Combler les lacunes dans la prise en charge de la spasticité post‑AVC
Par Sandra Silvestri, Vice-Présidente Exécutive et Directrice Médicale, Ipsen
Chez Ipsen, notre héritage en neurosciences a toujours été bien plus qu’un simple progrès scientifique : il s’agit de transformer des vies. Malgré les avancées dans la prise en charge et les nombreuses initiatives visant à prévenir les AVC, le nombre de cas continue d’augmenter depuis plusieurs décennies. Un défi majeur persiste aujourd’hui : la spasticité post‑AVC (SPA), une condition qui touche environ un survivant sur quatre. Pourtant, malgré sa prévalence, trop de personnes n’ont pas accès à des soins en temps opportun. Seule une fraction bénéficie d’un soutien, et encore moins poursuivent un suivi régulier.
Ces lacunes dans la prise en charge ne sont pas inévitables. Elles résultent de parcours fragmentés, d’un suivi incohérent et d’un accès inégal aux services spécialisés. Les survivants passent souvent d’une équipe à l’autre — neurologie, rééducation, thérapie communautaire, services de la douleur et cliniques spécialisées — sans point de responsabilité clairement défini. Cette complexité signifie que la spasticité peut passer inaperçue ou rester non traitée, laissant les patients et leurs aidants livrés à eux-mêmes pour naviguer dans le système.
Chez Ipsen, nous pensons que ces défis peuvent être relevés. En intégrant un suivi structuré, en favorisant la collaboration multidisciplinaire et en simplifiant les circuits de référence, nous pouvons aider les patients à progresser plus facilement dans leur parcours et à accéder plus rapidement aux soins. Tout aussi important, nous devons considérer la personne dans sa globalité. La récupération après un AVC dépend non seulement des symptômes physiques, mais aussi de l’humeur, de la motivation, des comorbidités et des réalités quotidiennes des aidants. Un soutien pratique et empreint de compassion — des évaluations de l’humeur aux informations claires, en passant par des rendez-vous coordonnés qui réduisent les déplacements et les coûts — est essentiel pour maintenir l’engagement.

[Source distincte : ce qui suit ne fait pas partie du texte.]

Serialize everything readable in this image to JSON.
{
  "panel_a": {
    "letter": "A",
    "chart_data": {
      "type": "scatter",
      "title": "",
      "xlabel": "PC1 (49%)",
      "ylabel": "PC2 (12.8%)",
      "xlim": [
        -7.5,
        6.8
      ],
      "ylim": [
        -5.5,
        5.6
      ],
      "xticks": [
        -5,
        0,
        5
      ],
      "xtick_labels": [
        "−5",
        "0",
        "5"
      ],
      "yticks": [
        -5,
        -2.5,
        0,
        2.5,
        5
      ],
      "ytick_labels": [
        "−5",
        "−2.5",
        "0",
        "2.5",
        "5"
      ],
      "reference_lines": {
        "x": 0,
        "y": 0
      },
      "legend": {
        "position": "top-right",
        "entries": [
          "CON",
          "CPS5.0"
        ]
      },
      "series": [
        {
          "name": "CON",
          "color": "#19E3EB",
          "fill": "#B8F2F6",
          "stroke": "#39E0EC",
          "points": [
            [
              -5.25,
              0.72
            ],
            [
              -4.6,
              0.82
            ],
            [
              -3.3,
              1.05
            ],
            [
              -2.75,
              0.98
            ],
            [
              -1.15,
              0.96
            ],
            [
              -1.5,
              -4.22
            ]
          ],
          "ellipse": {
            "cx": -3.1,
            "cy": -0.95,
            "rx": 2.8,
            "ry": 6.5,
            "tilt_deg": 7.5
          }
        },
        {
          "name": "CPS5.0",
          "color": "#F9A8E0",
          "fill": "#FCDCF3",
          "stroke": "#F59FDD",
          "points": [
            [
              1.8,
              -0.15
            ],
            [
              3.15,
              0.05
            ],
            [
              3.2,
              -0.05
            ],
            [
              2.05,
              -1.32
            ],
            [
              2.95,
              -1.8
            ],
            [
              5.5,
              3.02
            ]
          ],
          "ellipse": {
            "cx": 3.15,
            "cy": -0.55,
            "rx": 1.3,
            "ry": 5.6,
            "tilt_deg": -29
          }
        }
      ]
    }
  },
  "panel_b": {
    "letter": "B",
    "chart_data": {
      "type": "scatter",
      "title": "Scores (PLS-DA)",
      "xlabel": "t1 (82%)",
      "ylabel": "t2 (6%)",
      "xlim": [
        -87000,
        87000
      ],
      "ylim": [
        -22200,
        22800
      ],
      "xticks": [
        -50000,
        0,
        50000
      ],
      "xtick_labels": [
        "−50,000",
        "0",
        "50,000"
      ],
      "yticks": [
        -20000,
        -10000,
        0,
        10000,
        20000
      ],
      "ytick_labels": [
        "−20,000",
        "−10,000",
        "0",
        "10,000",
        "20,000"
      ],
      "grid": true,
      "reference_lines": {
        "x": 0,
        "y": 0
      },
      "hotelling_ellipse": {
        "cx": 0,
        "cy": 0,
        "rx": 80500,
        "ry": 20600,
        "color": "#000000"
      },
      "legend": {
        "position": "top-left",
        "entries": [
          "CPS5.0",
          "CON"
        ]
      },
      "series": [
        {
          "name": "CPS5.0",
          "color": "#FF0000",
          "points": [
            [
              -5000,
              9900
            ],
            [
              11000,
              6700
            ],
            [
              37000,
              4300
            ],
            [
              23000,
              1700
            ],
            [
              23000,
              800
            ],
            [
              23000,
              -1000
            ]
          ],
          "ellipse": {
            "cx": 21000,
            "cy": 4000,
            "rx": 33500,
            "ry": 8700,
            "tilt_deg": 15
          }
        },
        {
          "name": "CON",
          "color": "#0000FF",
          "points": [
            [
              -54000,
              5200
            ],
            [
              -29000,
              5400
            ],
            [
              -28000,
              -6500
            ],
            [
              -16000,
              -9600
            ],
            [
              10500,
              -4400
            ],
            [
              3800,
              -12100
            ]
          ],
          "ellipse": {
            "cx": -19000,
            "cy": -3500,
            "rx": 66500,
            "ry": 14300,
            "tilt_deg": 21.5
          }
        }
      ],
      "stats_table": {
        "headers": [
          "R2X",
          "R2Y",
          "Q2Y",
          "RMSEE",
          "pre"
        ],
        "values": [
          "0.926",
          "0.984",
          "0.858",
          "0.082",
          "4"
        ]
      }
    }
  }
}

Notre approche proactive repose sur des données probantes et la collaboration. Grâce à des études en vie réelle, à la cartographie du parcours patient et à des partenariats au sein de la communauté mondiale des neurotoxines, nous identifions les points de rupture dans la prise en charge et concevons des solutions pour combler ces lacunes. Ce travail apporte déjà des résultats mesurables : des traitements initiés plus tôt, une meilleure atteinte des objectifs et une confiance renouvelée pour les patients et leurs aidants.
Avant tout, nous écoutons. Les voix des survivants, des familles et des cliniciens guident notre mission. Leurs expériences vécues nous rappellent que la récupération ne se limite pas à la survie, mais qu’elle concerne une vie pleinement vécue. Comme l’a partagé un survivant : « J’ai découvert que je pouvais être fort et surmonter les difficultés — et donner de la force aux autres. »
L’engagement d’Ipsen en neurosciences repose sur cette conviction : chaque survivant d’AVC mérite non seulement de vivre, mais de s’épanouir. En investissant dans l’éducation, les données probantes et la collaboration, nous travaillons à combler les lacunes dans la prise en charge et à faire en sorte que la vie après un AVC soit définie par la possibilité, et non par la limitation.